US 12,079,311 B2
AI-enhanced data labeling
Carlos Andres Esteva, Mountain View, CA (US); and Douwe Stefan van der Wal, Amsterdam (NL)
Assigned to Salesforce, Inc., San Francisco, CA (US)
Filed by Salesforce, Inc., San Francisco, CA (US)
Filed on Jan. 8, 2021, as Appl. No. 17/145,123.
Prior Publication US 2022/0222484 A1, Jul. 14, 2022
Int. Cl. G06T 7/11 (2017.01); G06F 18/214 (2023.01); G06F 18/2413 (2023.01); G06F 18/40 (2023.01); G06N 3/08 (2023.01); G06T 7/00 (2017.01); G06V 10/25 (2022.01); G06V 10/40 (2022.01)

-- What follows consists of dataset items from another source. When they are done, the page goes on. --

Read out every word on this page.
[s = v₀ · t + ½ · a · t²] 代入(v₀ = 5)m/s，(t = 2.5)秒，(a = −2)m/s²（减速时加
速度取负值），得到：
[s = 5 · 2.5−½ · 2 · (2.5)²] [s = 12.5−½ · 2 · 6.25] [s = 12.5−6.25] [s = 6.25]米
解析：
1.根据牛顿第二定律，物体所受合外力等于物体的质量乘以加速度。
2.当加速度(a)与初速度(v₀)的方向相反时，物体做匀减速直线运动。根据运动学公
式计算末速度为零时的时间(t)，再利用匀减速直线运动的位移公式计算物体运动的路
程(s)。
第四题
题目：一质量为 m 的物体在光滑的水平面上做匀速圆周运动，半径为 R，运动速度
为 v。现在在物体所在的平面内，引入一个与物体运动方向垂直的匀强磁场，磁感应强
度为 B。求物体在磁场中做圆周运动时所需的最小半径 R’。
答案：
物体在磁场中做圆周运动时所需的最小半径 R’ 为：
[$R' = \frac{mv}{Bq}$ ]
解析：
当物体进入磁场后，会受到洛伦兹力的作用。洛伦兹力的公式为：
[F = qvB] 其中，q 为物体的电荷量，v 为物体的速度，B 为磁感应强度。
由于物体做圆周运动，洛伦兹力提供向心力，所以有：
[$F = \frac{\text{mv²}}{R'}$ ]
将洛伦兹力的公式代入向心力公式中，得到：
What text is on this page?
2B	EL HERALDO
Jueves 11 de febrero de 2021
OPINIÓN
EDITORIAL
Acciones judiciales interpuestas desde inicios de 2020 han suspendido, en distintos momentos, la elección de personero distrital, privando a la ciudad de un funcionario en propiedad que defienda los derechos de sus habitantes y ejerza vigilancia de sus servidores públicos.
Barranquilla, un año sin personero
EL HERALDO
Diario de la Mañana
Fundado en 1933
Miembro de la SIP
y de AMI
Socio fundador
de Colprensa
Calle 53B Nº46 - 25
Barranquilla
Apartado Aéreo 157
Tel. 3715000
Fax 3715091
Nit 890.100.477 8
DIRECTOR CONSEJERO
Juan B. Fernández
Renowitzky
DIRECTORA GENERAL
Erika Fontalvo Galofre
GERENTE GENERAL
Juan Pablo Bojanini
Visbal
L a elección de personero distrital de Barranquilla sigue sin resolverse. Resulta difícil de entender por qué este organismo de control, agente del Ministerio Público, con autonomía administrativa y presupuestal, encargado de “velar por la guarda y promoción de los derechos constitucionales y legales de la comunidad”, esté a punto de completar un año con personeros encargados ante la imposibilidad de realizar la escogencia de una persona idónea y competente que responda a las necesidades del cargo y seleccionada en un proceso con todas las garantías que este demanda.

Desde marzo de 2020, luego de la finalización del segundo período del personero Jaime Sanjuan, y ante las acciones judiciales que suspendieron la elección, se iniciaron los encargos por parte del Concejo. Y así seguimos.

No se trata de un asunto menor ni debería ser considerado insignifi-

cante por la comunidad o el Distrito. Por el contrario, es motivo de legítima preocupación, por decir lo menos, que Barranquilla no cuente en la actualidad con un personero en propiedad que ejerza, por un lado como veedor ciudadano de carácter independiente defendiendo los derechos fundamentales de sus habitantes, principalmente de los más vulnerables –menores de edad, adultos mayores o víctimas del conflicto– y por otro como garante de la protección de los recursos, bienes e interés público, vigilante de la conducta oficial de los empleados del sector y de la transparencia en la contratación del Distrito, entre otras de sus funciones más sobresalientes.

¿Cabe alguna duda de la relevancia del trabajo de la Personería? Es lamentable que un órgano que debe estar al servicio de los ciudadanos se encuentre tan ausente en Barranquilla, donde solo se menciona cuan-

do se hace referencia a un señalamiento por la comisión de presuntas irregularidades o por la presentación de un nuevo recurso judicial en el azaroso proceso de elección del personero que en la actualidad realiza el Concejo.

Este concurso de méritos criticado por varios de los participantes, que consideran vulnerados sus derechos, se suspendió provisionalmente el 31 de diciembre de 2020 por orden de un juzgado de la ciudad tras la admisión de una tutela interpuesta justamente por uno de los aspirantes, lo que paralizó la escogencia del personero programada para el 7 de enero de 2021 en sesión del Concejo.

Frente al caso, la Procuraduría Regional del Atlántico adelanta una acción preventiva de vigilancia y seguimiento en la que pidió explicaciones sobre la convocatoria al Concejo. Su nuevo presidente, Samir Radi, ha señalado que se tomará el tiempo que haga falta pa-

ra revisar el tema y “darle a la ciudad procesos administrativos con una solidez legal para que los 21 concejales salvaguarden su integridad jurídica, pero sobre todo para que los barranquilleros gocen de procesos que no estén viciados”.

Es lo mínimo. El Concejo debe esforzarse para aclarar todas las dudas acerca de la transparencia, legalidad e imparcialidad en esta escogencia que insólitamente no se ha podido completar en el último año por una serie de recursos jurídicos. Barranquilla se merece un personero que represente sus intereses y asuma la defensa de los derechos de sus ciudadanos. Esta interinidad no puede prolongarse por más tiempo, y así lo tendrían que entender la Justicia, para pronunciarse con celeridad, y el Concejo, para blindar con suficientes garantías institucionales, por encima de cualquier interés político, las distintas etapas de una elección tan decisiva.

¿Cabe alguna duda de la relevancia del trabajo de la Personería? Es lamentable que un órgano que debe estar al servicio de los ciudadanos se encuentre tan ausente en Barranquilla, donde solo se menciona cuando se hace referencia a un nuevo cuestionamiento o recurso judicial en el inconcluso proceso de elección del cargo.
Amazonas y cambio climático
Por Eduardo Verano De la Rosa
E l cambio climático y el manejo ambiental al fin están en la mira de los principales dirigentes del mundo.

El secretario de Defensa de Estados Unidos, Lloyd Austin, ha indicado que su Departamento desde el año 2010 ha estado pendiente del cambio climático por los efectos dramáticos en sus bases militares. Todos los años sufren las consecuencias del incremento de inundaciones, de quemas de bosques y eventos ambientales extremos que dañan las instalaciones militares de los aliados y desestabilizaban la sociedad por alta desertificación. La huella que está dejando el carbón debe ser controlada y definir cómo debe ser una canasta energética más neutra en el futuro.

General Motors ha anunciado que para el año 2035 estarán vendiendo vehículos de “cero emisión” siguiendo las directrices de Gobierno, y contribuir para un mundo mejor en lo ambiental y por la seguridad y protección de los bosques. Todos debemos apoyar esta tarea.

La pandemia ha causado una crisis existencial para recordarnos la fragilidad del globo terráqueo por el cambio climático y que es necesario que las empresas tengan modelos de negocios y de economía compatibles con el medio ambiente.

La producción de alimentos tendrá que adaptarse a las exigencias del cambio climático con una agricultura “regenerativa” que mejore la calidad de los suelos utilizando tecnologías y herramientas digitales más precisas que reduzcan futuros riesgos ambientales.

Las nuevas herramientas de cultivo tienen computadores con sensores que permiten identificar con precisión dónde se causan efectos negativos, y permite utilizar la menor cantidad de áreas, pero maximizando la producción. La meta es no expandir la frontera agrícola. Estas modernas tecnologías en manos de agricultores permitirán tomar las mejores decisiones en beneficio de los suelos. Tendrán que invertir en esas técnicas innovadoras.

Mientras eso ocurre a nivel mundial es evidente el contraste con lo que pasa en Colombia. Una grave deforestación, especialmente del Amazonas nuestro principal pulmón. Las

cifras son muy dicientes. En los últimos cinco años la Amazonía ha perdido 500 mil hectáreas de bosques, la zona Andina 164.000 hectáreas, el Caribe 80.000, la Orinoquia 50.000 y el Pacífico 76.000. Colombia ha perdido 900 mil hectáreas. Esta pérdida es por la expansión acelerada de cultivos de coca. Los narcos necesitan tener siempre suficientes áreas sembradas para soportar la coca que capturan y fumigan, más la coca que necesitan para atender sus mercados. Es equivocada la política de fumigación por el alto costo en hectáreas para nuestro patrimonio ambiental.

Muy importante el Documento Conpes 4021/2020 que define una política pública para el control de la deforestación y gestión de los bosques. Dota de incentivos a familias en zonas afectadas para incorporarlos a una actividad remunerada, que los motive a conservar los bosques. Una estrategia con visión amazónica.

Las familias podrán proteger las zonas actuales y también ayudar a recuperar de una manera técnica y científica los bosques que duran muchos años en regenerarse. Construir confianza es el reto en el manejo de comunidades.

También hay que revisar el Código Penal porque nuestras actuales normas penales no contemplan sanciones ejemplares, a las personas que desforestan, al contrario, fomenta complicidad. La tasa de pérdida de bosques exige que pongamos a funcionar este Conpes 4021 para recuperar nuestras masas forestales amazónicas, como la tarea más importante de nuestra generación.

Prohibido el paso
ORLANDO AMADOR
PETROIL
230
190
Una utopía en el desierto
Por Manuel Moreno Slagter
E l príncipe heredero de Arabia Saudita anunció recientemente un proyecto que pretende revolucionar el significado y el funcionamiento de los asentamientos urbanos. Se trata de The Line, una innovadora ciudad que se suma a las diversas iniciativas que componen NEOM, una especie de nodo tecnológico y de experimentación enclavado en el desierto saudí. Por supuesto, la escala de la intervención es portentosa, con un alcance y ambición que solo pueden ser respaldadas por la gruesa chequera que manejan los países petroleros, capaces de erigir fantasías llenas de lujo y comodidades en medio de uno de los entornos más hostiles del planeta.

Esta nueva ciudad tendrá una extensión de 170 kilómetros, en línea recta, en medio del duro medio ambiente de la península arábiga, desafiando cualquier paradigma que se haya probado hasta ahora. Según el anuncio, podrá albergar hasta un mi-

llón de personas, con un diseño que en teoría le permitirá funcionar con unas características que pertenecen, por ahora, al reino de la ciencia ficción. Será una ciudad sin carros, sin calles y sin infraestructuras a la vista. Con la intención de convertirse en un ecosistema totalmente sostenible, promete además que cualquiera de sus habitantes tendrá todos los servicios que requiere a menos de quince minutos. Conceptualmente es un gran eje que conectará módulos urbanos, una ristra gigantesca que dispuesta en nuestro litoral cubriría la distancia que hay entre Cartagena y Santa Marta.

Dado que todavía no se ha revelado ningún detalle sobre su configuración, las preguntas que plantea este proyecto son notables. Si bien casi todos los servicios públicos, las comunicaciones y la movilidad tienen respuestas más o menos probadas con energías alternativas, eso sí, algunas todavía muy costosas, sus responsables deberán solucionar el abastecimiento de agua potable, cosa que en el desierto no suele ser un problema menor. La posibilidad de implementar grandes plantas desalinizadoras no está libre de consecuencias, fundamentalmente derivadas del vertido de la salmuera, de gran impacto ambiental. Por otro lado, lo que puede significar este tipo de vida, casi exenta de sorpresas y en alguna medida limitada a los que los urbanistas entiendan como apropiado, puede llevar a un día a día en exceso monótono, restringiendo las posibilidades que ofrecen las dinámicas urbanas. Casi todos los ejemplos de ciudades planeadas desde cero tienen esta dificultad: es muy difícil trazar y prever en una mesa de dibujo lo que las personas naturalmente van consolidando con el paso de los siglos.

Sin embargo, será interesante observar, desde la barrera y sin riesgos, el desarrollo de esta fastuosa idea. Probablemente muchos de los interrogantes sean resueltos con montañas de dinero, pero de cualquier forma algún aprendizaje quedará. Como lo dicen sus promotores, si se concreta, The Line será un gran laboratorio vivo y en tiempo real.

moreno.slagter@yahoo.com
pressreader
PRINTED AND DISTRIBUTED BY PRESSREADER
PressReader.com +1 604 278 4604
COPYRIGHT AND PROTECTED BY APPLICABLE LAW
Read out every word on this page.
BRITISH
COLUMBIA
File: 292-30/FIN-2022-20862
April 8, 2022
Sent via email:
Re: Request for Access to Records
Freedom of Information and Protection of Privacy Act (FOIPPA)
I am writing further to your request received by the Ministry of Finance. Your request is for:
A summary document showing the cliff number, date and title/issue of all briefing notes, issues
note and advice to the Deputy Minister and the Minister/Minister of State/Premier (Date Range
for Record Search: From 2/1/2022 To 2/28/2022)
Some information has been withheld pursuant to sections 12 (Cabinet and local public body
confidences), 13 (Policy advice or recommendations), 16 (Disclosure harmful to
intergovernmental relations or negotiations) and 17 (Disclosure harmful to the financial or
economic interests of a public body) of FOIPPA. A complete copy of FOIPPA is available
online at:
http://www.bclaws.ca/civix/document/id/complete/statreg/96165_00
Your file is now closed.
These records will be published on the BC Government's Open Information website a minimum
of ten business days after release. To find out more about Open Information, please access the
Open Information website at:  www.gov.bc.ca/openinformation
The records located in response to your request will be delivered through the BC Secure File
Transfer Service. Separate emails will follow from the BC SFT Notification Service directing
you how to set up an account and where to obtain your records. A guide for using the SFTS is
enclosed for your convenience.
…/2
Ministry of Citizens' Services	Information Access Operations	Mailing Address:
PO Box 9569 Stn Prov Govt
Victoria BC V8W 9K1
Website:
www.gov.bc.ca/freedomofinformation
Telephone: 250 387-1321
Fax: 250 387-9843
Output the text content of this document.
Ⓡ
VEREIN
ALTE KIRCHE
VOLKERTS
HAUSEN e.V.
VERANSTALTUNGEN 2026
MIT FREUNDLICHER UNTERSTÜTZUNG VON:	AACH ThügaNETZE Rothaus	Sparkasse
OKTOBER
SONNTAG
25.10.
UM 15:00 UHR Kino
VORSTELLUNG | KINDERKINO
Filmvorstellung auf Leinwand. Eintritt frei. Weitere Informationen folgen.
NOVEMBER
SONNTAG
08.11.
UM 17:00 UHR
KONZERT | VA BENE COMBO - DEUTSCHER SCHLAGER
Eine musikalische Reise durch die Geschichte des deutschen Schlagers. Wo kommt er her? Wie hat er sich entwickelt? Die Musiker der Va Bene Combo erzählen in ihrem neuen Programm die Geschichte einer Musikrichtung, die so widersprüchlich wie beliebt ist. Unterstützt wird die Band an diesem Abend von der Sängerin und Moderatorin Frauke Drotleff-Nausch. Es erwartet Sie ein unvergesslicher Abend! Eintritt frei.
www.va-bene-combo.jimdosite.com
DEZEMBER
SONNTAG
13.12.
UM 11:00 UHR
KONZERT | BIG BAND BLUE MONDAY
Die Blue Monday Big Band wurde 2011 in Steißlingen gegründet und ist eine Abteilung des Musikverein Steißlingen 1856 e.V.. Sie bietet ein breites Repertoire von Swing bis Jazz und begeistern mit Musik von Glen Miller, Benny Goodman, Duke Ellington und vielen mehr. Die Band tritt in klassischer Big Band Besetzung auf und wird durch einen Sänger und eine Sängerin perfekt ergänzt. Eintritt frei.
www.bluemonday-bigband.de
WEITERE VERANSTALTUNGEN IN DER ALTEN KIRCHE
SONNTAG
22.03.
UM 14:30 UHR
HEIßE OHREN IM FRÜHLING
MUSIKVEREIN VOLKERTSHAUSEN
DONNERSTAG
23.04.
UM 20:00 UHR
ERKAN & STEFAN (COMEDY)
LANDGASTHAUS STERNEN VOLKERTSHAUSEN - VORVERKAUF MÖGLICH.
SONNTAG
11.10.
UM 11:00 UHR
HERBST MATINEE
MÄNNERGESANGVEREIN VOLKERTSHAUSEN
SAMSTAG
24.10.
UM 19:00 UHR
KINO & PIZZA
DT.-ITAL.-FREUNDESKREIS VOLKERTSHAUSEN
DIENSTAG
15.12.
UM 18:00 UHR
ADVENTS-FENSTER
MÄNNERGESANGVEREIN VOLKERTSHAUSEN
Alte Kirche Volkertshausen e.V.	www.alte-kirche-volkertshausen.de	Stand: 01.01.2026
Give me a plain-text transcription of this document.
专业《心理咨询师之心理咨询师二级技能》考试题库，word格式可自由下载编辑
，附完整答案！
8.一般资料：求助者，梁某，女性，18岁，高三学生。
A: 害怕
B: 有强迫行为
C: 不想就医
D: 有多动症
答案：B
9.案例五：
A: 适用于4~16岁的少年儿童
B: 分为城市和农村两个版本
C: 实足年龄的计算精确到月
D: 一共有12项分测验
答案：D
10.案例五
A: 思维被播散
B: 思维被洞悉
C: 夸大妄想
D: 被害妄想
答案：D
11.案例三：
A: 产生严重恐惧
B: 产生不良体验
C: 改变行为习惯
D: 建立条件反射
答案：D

CPC G06F 18/2413 (2023.01) [G06F 18/214 (2023.01); G06F 18/40 (2023.01); G06N 3/08 (2013.01); G06T 7/0012 (2013.01); G06T 7/11 (2017.01); G06V 10/25 (2022.01); G06V 10/40 (2022.01); G06T 2207/20081 (2013.01); G06T 2207/20084 (2013.01); G06T 2207/30024 (2013.01); G06V 2201/03 (2022.01)] 20 Claims
OG exemplary drawing
 
1. A method for computer-assisted annotation of image data corresponding to an image comprising one or more biological structures, the method comprising:
segmenting, by a machine-learned segmentation model, the image data into image portions, wherein each of the image portions comprise at least one of the one or more biological structures, by:
selecting, based on a stain type that the at least one of the one or more biological structures in the image is stained with, the machine-learned segmentation model from a plurality of available models,
wherein the machine-learned segmentation model is trained using a supervised learning technique with one or more manually segmented images; and
applying the selected machine-learned segmentation model to the image data to identify the image portions;
receiving user-generated labels for a first subset of the image portions while user-generated labels for a second subset of the image portions are unavailable;
training a machine-learned classifier using the labeled first subset of the image portions;
applying the machine-learned classifier trained using the first subset of the image portions to a second subset of the image portions to generate recommended labels for at least some of the second subset of the image portions,
wherein the second subset of the image portions and the first subset of the image portions belong to the same image;
labeling the second subset of the image portions based on user input accepting the recommended labels without user-generated labels for the second subset of the image portions; and
in response to a threshold number of the second subset of the image portions being labeled, retraining the machine-learned classifier using the labeled second subset of the image portions that are labeled by the recommended labels directly generated by the trained machine-learned classifier and accepted by the user input without user-generated labels for the second subset of the image portions.